2 De overwinning te Har–mágedon zal de universele soevereiniteit van God de Almachtige rechtvaardigen. Omdat hij met succes Jezus Christus gebruikt om deze overwinning te behalen, zal God hem waardig achten zijn hemelse troon te behouden. Zolang God bestaat, zal ook de troon van zijn gezalfde Koning Jezus Christus bestaan. Dit belangrijke feit wordt beklemtoond door de woorden van Psalm 45:6, 7, die de psalmist tot de Koning richt en die luiden: „God is uw troon tot onbepaalde tijd, ja, voor eeuwig; de scepter van uw koningschap is een scepter van rechtschapenheid. Gij hebt rechtvaardigheid liefgehad en gij haat goddeloosheid. Daarom heeft God, uw God, u gezalfd met de olie van uitbundige vreugde, meer dan uw deelgenoten.” Wij herkennen deze woorden als de woorden die door de apostel Paulus worden aangehaald om Christus’ superioriteit met betrekking tot de engelen te bewijzen (Hebr. 1:7-9). Omdat hij rechtvaardigheid liefhad en goddeloosheid of wetteloosheid haatte, kon het niet anders of Christus’ scepter moest ten behoeve van rechtschapenheid gezwaaid worden. Dit beduidt goede dingen voor de mensheid.
3. Wie waren de „deelgenoten” van Jezus Christus, en waarom werd hij overvloediger met de „olie van uitbundige vreugde” gezalfd dan zij?
3 Als mens op aarde had Jezus koningen als voorvaders. De psalmist zegt dat hij aardse voorvaders zou hebben.
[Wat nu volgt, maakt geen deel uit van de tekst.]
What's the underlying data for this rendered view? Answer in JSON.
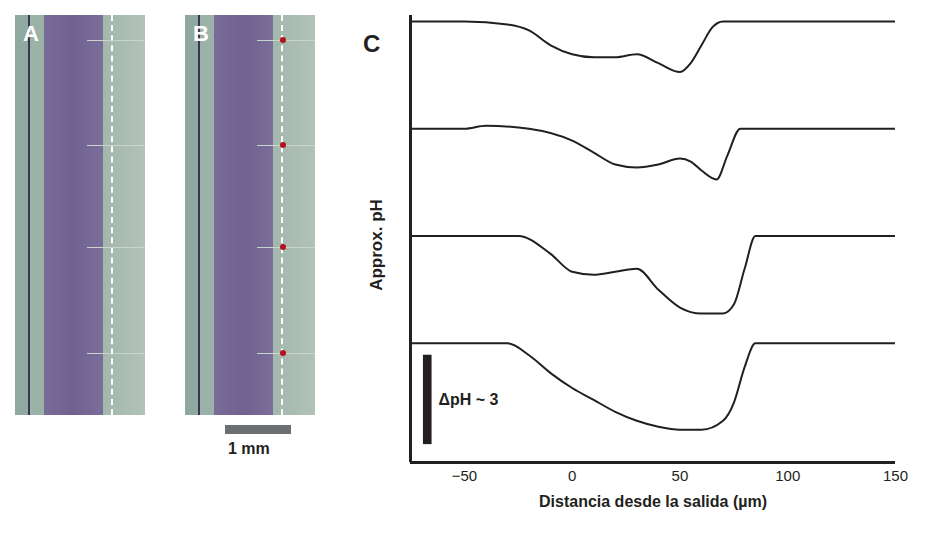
{
  "panels": [
    {
      "label": "A",
      "type": "image"
    },
    {
      "label": "B",
      "type": "image",
      "scale_bar_label": "1 mm"
    }
  ],
  "chart_data": {
    "panel_label": "C",
    "type": "line",
    "x_label": "Distancia desde la salida (µm)",
    "y_label": "Approx. pH",
    "xlim": [
      -75,
      150
    ],
    "xticks": [
      -50,
      0,
      50,
      100,
      150
    ],
    "ylim": [
      0,
      15
    ],
    "tick_labels": "x",
    "grid": false,
    "scale_bar": {
      "label": "ΔpH ~ 3",
      "value": 3
    },
    "series": [
      {
        "color": "#231f20",
        "x": [
          -75,
          -50,
          -30,
          -20,
          -10,
          0,
          10,
          20,
          30,
          40,
          50,
          55,
          60,
          65,
          70,
          150
        ],
        "values": [
          14.8,
          14.8,
          14.7,
          14.5,
          14.0,
          13.7,
          13.6,
          13.6,
          13.7,
          13.4,
          13.1,
          13.4,
          14.0,
          14.6,
          14.8,
          14.8
        ]
      },
      {
        "color": "#231f20",
        "x": [
          -75,
          -50,
          -40,
          -20,
          0,
          10,
          20,
          30,
          40,
          50,
          55,
          60,
          67,
          72,
          78,
          150
        ],
        "values": [
          11.2,
          11.2,
          11.3,
          11.2,
          10.8,
          10.4,
          10.0,
          9.9,
          10.0,
          10.2,
          10.1,
          9.8,
          9.5,
          10.3,
          11.2,
          11.2
        ]
      },
      {
        "color": "#231f20",
        "x": [
          -75,
          -25,
          -10,
          0,
          10,
          20,
          30,
          40,
          50,
          60,
          70,
          75,
          80,
          85,
          150
        ],
        "values": [
          7.6,
          7.6,
          7.0,
          6.4,
          6.3,
          6.4,
          6.5,
          5.8,
          5.2,
          5.0,
          5.0,
          5.3,
          6.5,
          7.6,
          7.6
        ]
      },
      {
        "color": "#231f20",
        "x": [
          -75,
          -30,
          -20,
          -10,
          0,
          10,
          20,
          30,
          40,
          50,
          60,
          70,
          75,
          80,
          85,
          150
        ],
        "values": [
          4.0,
          4.0,
          3.6,
          3.0,
          2.5,
          2.1,
          1.7,
          1.4,
          1.2,
          1.1,
          1.1,
          1.4,
          2.0,
          3.2,
          4.0,
          4.0
        ]
      }
    ]
  }
}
Velen van dezen, in teruggaande lijn vanaf koning Jojachin tot koning David, waren zijn „deelgenoten” geweest doordat zij deelden in het door God gestichte koninkrijk en op „Jehovah’s troon” zaten (1 Kron. 29:23; 2 Kron. 13:5, 8; Matth. 1:6-12). Die koninklijke voorvaders verheugden zich ongetwijfeld uitbundig in hun koningschap over Gods uitverkoren volk. Maar geen van deze koninklijke „deelgenoten” kon een uitbundige vreugde voelen in de mate zoals de verheerlijkte Jezus Christus die voelt. Zijn koningschap is verre superieur aan het hunne, aangezien het hemels, ja, boven de engelen verheven, is. Jehovah, de God van Jezus Christus, zalfde hem overvloediger met de „olie van uitbundige vreugde” wegens zijn volmaakte, onvergankelijke toewijding aan Gods rechtvaardigheid.
HUWELIJK EN KINDEREN
4, 5. Wat doet de zegevierende Koning, zoals de psalmist in Psalm 45:8-14a aantoont, vervolgens, en waarom lijkt dit ons misschien verwonderlijk toe?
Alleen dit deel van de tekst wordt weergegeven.